Guys, I think it’s time to face a painful reality. We’re just… we’re never getting rid of this D.I.D story, are we?
It’s been over a year now, and I think I’m finally starting to come to terms. I was in some strong denial there for a while, but hearing Kate realize she’d been gone for five months kind of kicked my denial in the face. (Five months! That’s how long this stage of the story has been going on! And that wasn’t even the beginning! Not by a long shot!)
Now I’m stuck on bargaining. Because I thought the writers and I at least had an agreement wherein I would ignore all the plots that drive me to drink and they wouldn’t force me to sit through episodes that contained all three at once. Judging by this week thus far, though? Not so much.
THIS IS MY FACE EVERY TIME TODD AND CARLY
START TALKING ABOUT THEIR GREAT LOVE
On any given day, I can roll my eyes through Todd and Carly gassing on about how neither of them has ever loved before, even though both of them spent the better part of the last year obsessed with completely different people. I can sit through Sabrina’s juvenile antics, because hey, at least it gets Jason Thompson’s pretty face on my tv screen. I can even grit my teeth through Konnie and Kate fighting over how Sonny cheated on both of them by sleeping with THE SAME DAMN WOMAN, even though the logical inconsistencies in this story are now large enough to be seen from space.
But I can’t deal with all three at once. JE REFUSE, MONSIEUR CARLIVATI!
To give you some idea of how painful portions of today’s episode were for me, this is the chat transcript from not even fifteen minutes in:
TENILLYPO: I’m watching GH, but the contact embarrassment is making it hard.
INCANDESCENTFLOWER: I had to FF some of GH today.
INCANDESCENTFLOWER: I started typing that before you wrote.
INCANDESCENTFLOWER: I just couldn’t deal.
TENILLYPO: It is almost unbearable.
Maybe I should put my tv on mute and just read along? I think it’s the only way I’ll make it through.
And I don’t even hate Sabrina the way most of the internet seems to! I quite like her, actually! But Lord, that was uncomfortable. And not just because I was left with awkward feeling I was watching a high school student tell her favorite teacher she just knew they were soul mates. But, seriously, who has this kind of conversation in the middle of their workplace? And uses the word “crush” repeatedly?
PATRICK: Ah, so, when did it start? When did you start having feelings for me?
SABRINA: From the first moment I laid eyes on you.
ME: Why would you ask her that? And why would you answer like that?

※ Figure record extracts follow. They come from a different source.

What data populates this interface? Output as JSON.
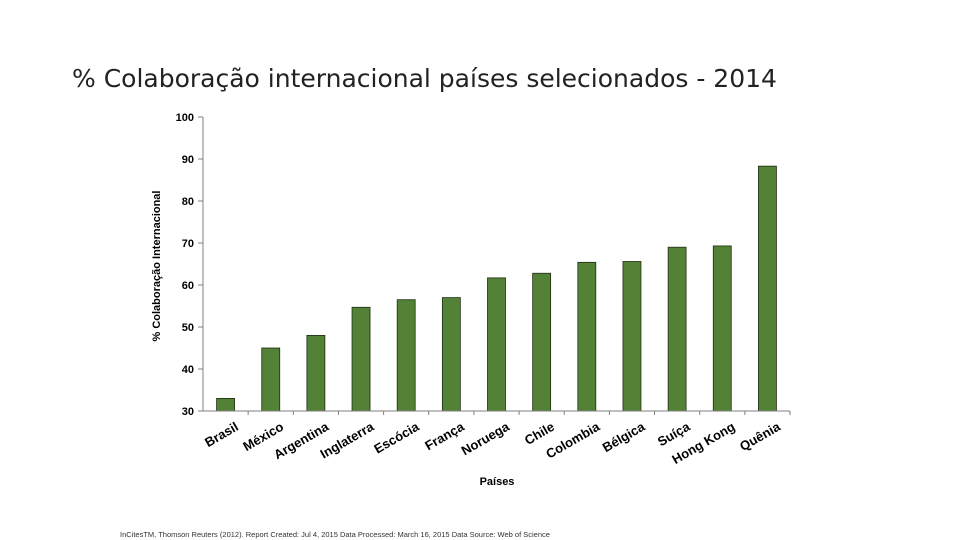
{
  "slide": {
    "title": "% Colaboração internacional países selecionados - 2014",
    "footer": "InCitesTM, Thomson Reuters (2012). Report Created: Jul 4, 2015 Data Processed: March 16, 2015 Data Source: Web of Science"
  },
  "chart_data": {
    "type": "bar",
    "categories": [
      "Brasil",
      "México",
      "Argentina",
      "Inglaterra",
      "Escócia",
      "França",
      "Noruega",
      "Chile",
      "Colombia",
      "Bélgica",
      "Suíça",
      "Hong Kong",
      "Quênia"
    ],
    "values": [
      33.0,
      45.0,
      48.0,
      54.7,
      56.5,
      57.0,
      61.7,
      62.8,
      65.4,
      65.6,
      69.0,
      69.3,
      88.3
    ],
    "title": "% Colaboração internacional países selecionados - 2014",
    "xlabel": "Países",
    "ylabel": "% Colaboração Internacional",
    "ylim": [
      30,
      100
    ],
    "yticks": [
      30,
      40,
      50,
      60,
      70,
      80,
      90,
      100
    ],
    "grid": false,
    "bar_color": "#538135"
  }
}
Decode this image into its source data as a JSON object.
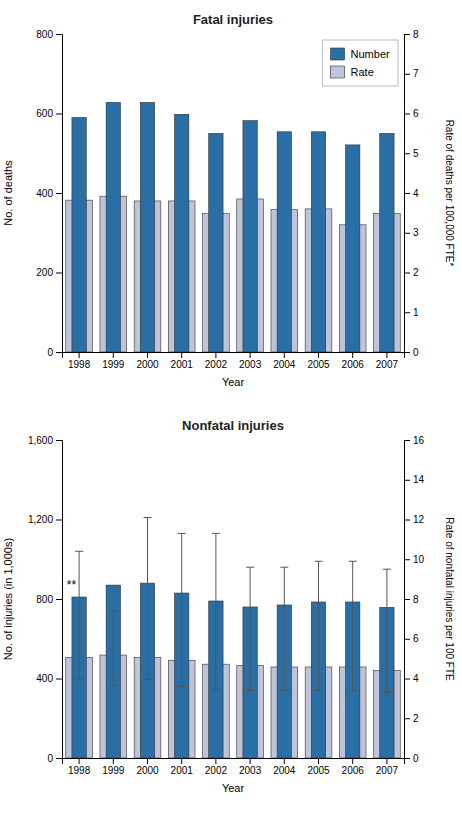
{
  "chart_data": [
    {
      "type": "bar",
      "title": "Fatal injuries",
      "x_label": "Year",
      "y_label": "No. of deaths",
      "y2_label": "Rate of deaths per 100,000 FTE*",
      "categories": [
        "1998",
        "1999",
        "2000",
        "2001",
        "2002",
        "2003",
        "2004",
        "2005",
        "2006",
        "2007"
      ],
      "series": [
        {
          "name": "Number",
          "color": "#2a6ea6",
          "values": [
            590,
            628,
            628,
            598,
            550,
            582,
            554,
            554,
            521,
            550
          ]
        },
        {
          "name": "Rate",
          "color": "#c0c4d8",
          "axis": "y2",
          "values": [
            3.82,
            3.92,
            3.8,
            3.8,
            3.48,
            3.85,
            3.58,
            3.6,
            3.2,
            3.48
          ]
        }
      ],
      "ylim": [
        0,
        800
      ],
      "yticks": [
        0,
        200,
        400,
        600,
        800
      ],
      "y2lim": [
        0,
        8
      ],
      "y2ticks": [
        0,
        1,
        2,
        3,
        4,
        5,
        6,
        7,
        8
      ],
      "grid": false,
      "legend": "upper right"
    },
    {
      "type": "bar",
      "title": "Nonfatal injuries",
      "x_label": "Year",
      "y_label": "No. of injuries (in 1,000s)",
      "y2_label": "Rate of nonfatal injuries per 100 FTE",
      "categories": [
        "1998",
        "1999",
        "2000",
        "2001",
        "2002",
        "2003",
        "2004",
        "2005",
        "2006",
        "2007"
      ],
      "series": [
        {
          "name": "Number",
          "color": "#2a6ea6",
          "values": [
            810,
            870,
            880,
            830,
            790,
            760,
            770,
            785,
            785,
            758
          ]
        },
        {
          "name": "Rate",
          "color": "#c0c4d8",
          "axis": "y2",
          "values": [
            5.05,
            5.18,
            5.05,
            4.9,
            4.72,
            4.65,
            4.58,
            4.58,
            4.58,
            4.4
          ],
          "upper": [
            10.4,
            7.4,
            12.1,
            11.3,
            11.3,
            9.6,
            9.6,
            9.9,
            9.9,
            9.5
          ],
          "lower": [
            3.95,
            3.65,
            3.95,
            3.6,
            3.45,
            3.4,
            3.4,
            3.4,
            3.4,
            3.3
          ]
        }
      ],
      "ylim": [
        0,
        1600
      ],
      "yticks": [
        0,
        400,
        800,
        {
          "value": 1200,
          "label": "1,200"
        },
        {
          "value": 1600,
          "label": "1,600"
        }
      ],
      "y2lim": [
        0,
        16
      ],
      "y2ticks": [
        0,
        2,
        4,
        6,
        8,
        10,
        12,
        14,
        16
      ],
      "grid": false,
      "annotations": [
        {
          "text": "**"
        }
      ]
    }
  ]
}
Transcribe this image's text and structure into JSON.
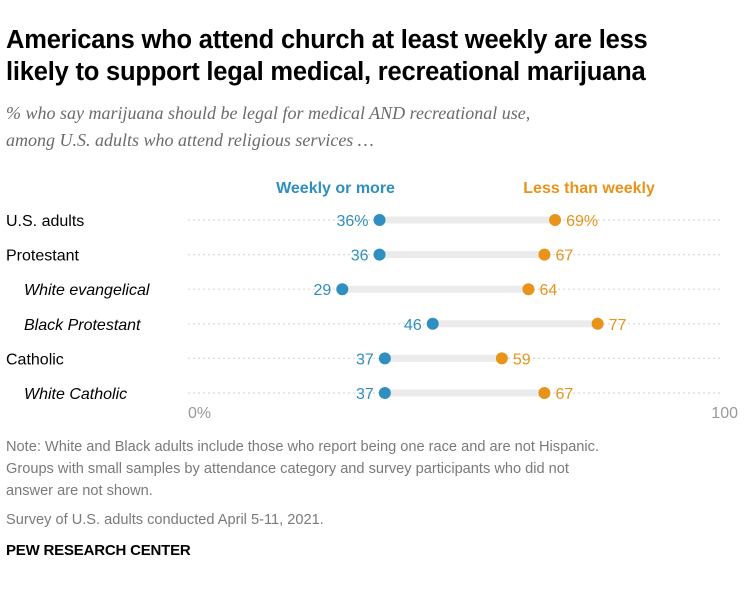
{
  "title_lines": [
    "Americans who attend church at least weekly are less",
    "likely to support legal medical, recreational marijuana"
  ],
  "subtitle_lines": [
    "% who say marijuana should be legal for medical AND recreational use,",
    "among U.S. adults who attend religious services …"
  ],
  "note_lines": [
    "Note: White and Black adults include those who report being one race and are not Hispanic.",
    "Groups with small samples by attendance category and survey participants who did not",
    "answer are not shown."
  ],
  "source": "Survey of U.S. adults conducted April 5-11, 2021.",
  "brand": "PEW RESEARCH CENTER",
  "colors": {
    "weekly": "#2f8fc0",
    "less_than_weekly": "#e8931a",
    "gridline": "#d9d9d9",
    "range_bar": "#ebebeb",
    "axis_text": "#9a9a9a"
  },
  "chart_data": {
    "type": "dot_plot",
    "xlim": [
      0,
      100
    ],
    "axis_tick_labels": [
      "0%",
      "100"
    ],
    "categories": [
      "U.S. adults",
      "Protestant",
      "White evangelical",
      "Black Protestant",
      "Catholic",
      "White Catholic"
    ],
    "italic_categories": [
      "White evangelical",
      "Black Protestant",
      "White Catholic"
    ],
    "series": [
      {
        "name": "Weekly or more",
        "values": [
          36,
          36,
          29,
          46,
          37,
          37
        ],
        "labels": [
          "36%",
          "36",
          "29",
          "46",
          "37",
          "37"
        ]
      },
      {
        "name": "Less than weekly",
        "values": [
          69,
          67,
          64,
          77,
          59,
          67
        ],
        "labels": [
          "69%",
          "67",
          "64",
          "77",
          "59",
          "67"
        ]
      }
    ]
  }
}
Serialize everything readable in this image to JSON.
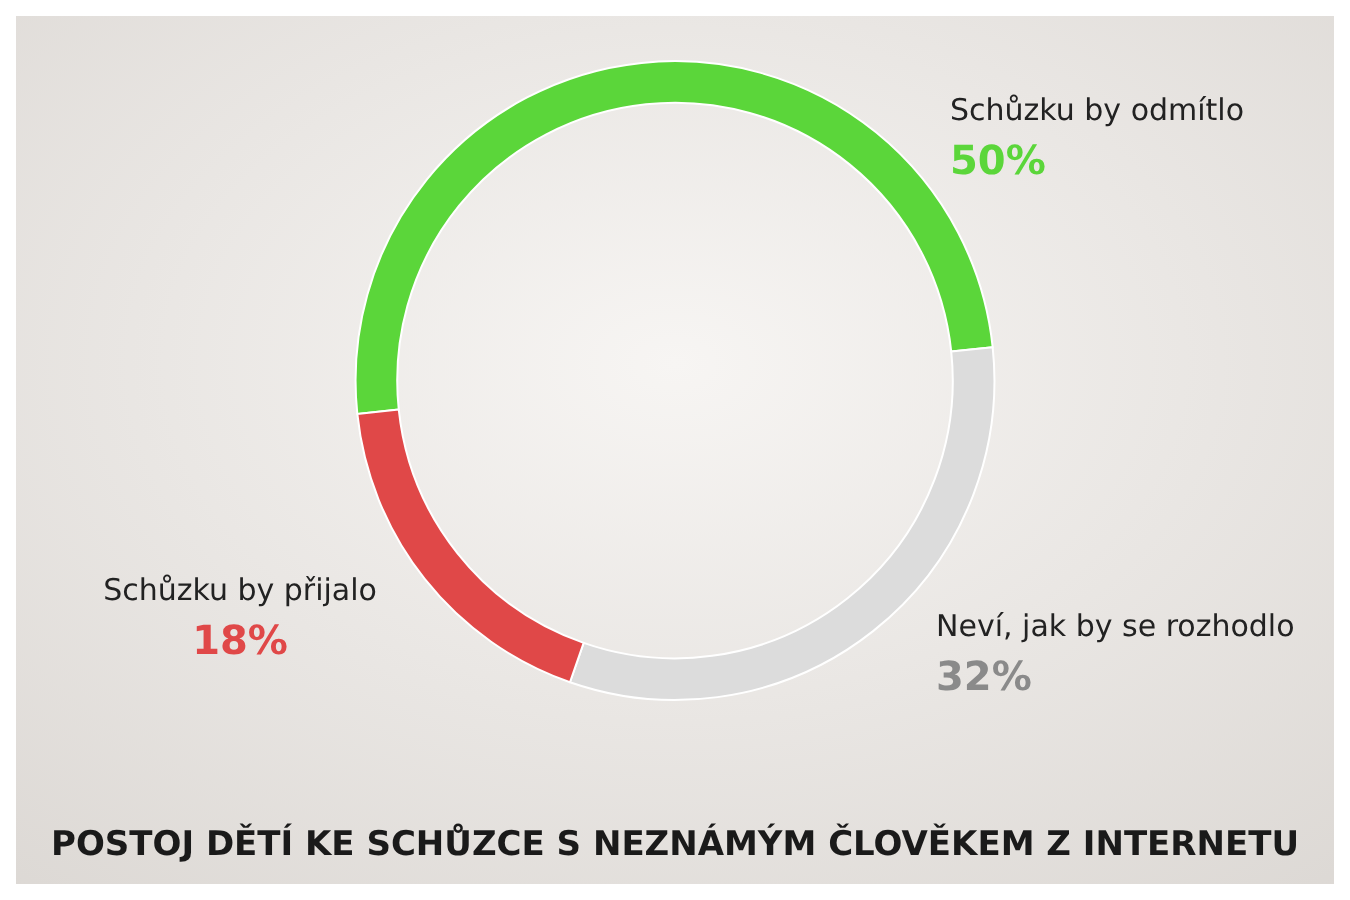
{
  "chart_data": {
    "type": "donut",
    "title": "POSTOJ DĚTÍ KE SCHŮZCE S NEZNÁMÝM ČLOVĚKEM Z INTERNETU",
    "categories": [
      "Schůzku by odmítlo",
      "Neví, jak by se rozhodlo",
      "Schůzku by přijalo"
    ],
    "values": [
      50,
      32,
      18
    ],
    "colors": [
      "#5bd63a",
      "#dcdcdc",
      "#e04848"
    ],
    "value_labels": [
      "50%",
      "32%",
      "18%"
    ],
    "legend": false
  }
}
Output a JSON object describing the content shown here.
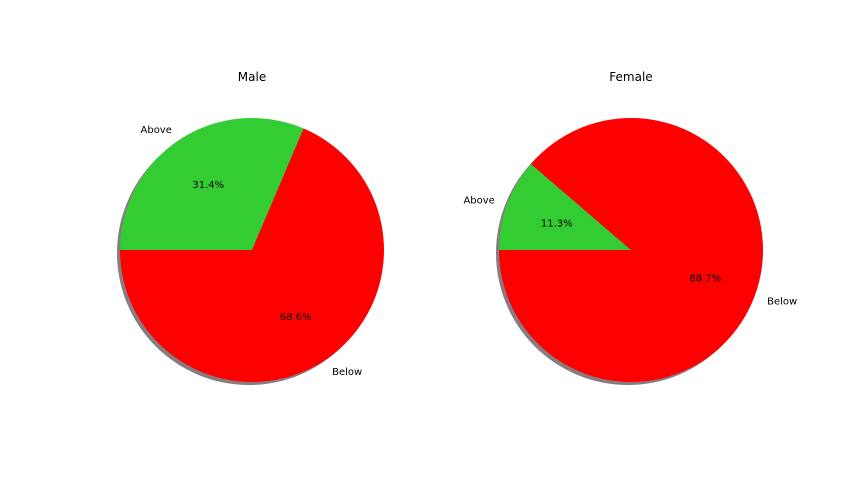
{
  "chart_data": [
    {
      "type": "pie",
      "title": "Male",
      "labels": [
        "Above",
        "Below"
      ],
      "values": [
        31.4,
        68.6
      ],
      "autopct": [
        "31.4%",
        "68.6%"
      ],
      "colors": [
        "#33cc33",
        "#ff0000"
      ],
      "start_angle_deg": 180,
      "direction": "clockwise",
      "shadow": true
    },
    {
      "type": "pie",
      "title": "Female",
      "labels": [
        "Above",
        "Below"
      ],
      "values": [
        11.3,
        88.7
      ],
      "autopct": [
        "11.3%",
        "88.7%"
      ],
      "colors": [
        "#33cc33",
        "#ff0000"
      ],
      "start_angle_deg": 180,
      "direction": "clockwise",
      "shadow": true
    }
  ]
}
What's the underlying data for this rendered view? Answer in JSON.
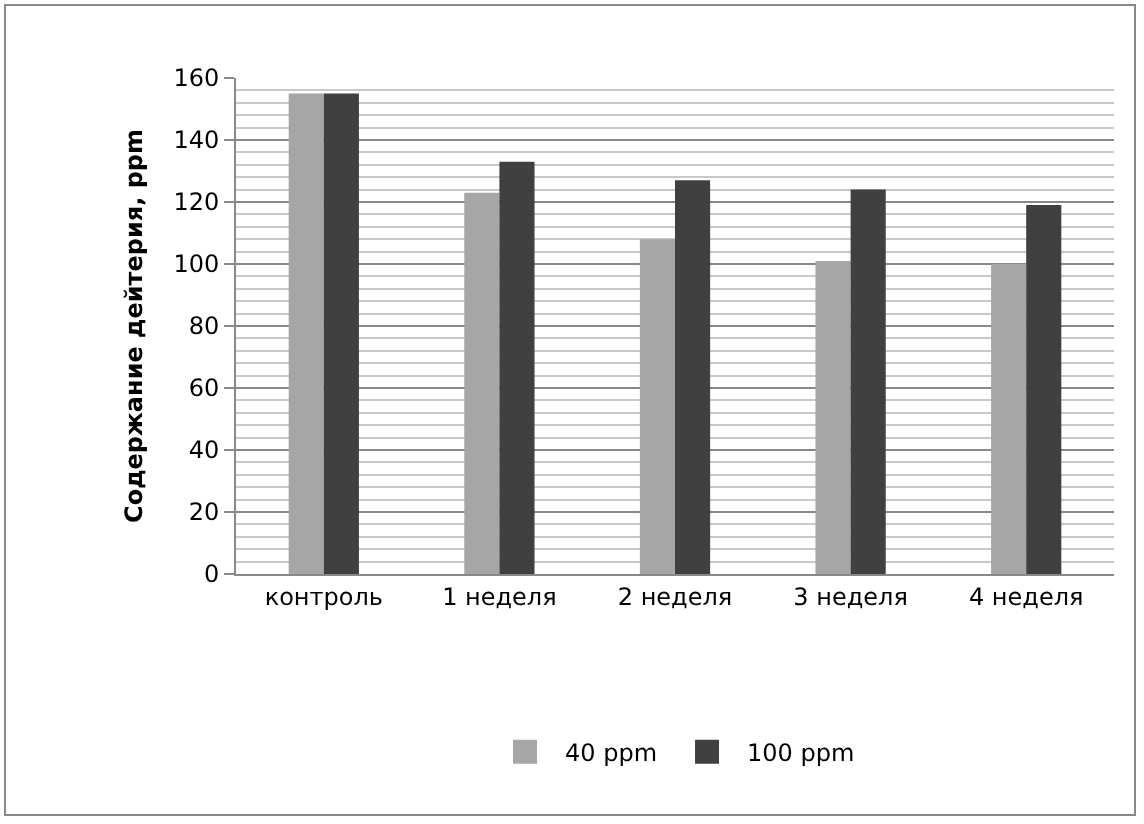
{
  "chart_data": {
    "type": "bar",
    "ylabel": "Содержание дейтерия, ppm",
    "categories": [
      "контроль",
      "1 неделя",
      "2 неделя",
      "3 неделя",
      "4 неделя"
    ],
    "series": [
      {
        "name": "40 ppm",
        "color": "#a6a6a6",
        "values": [
          155,
          123,
          108,
          101,
          100
        ]
      },
      {
        "name": "100 ppm",
        "color": "#404040",
        "values": [
          155,
          133,
          127,
          124,
          119
        ]
      }
    ],
    "ylim": [
      0,
      160
    ],
    "yticks": [
      0,
      20,
      40,
      60,
      80,
      100,
      120,
      140,
      160
    ],
    "grid": "y",
    "legend": "bottom"
  }
}
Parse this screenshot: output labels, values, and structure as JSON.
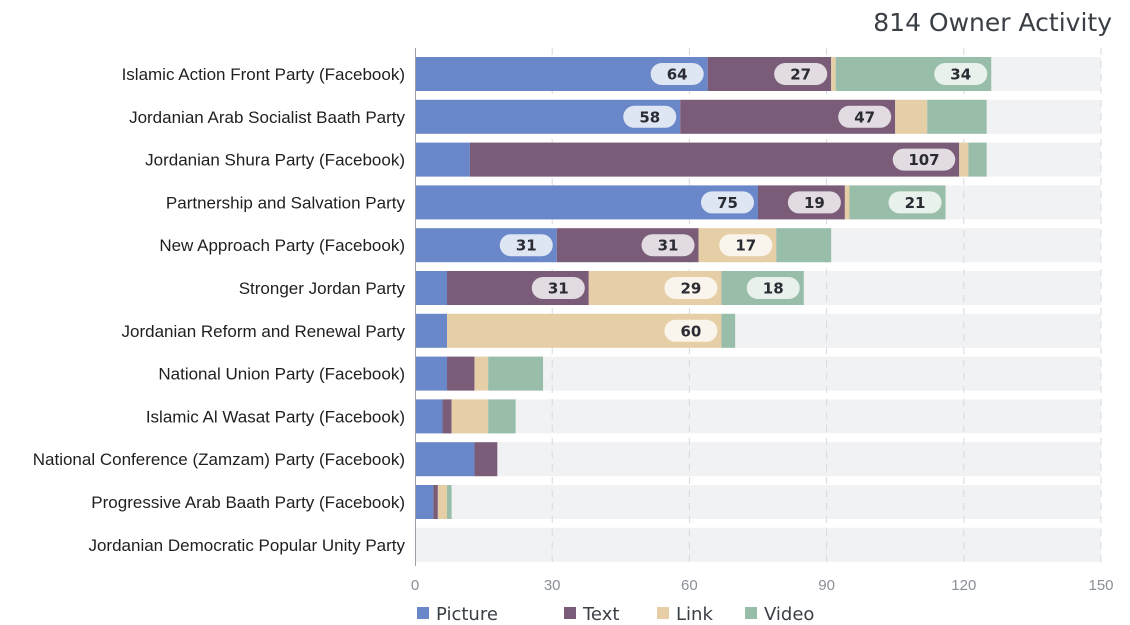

YOU’RE BOTH THE WORST.
The one bright spot was Epiphany getting to yell at him for being so unbelievably dense about this whole thing. Really, Patrick. What kind of player were you?
On the Todd and Carly side… I actually couldn’t tell you what they said to each other in most of their scenes, because my brain has now been conditioned to automatically tune out any conversation in which they discuss the grand love affair that both of them seem to remember but that never actually happened on screen at all.
(So, basically all of their conversations.)
Fortunately, AJ showed up, and was typically delightful sparring with the two of them and generally having a ball at his arch-nemesis’ expense. NEVER LEAVE US AGAIN, SEAN KANAN!
And now he and Elizabeth are getting a soapy roadblock in the form of a wacky misunderstanding! Which gave Liz the opportunity for this awesomeness:
ELIZABETH: Of the two last men I have been involved with, the stand up guy? Was a married hit man.
HAH! Plus, her hair was insanely pretty. So, I mean, at least that whole section of the episode wasn’t a total wash.
Which brings us back to Connie and Kate and The Neverending Story, Part II: This Time With More Molly. First of all, was I the only 15 year old who would have been overjoyed to come across some surprise porn? I mean, I could understand if she was outraged at how bad the porn was, but seriously, Molly. Get thee to the internet if you thought that was racy.
TJ’S INTO IT.
But I digress. Kelly Sullivan kind of great, so I guess I can understand the temptation to draw this whole Connie thing out. But sweet Lord, it needs to end already, writers!
This latest reset is particularly disheartening, because not only does it show no sign of ever going away, but now we’re back to pretty much the exact same place were were a year ago. All the growth and hints of humanity that were slowly making her more palatable? Gone. And, look, she’s got a vendetta against Sonny! I can’t wait to see how that–ZZzzzzzzzzzzz… sorry, I was just overwhelmed by the depth of my not giving a crap about Kate and Sonny.
Anyway, just so this post isn’t a total downer, new cast photos for the AMC and OLTL reboots are out, and look who’s posing together all sexy and fierce:
HI, LADIES! I MISSED YOU!
(Even if one of you is kind of wearing a Hamburglar dress. Whatever, it’s working for you anyway, Delgado.)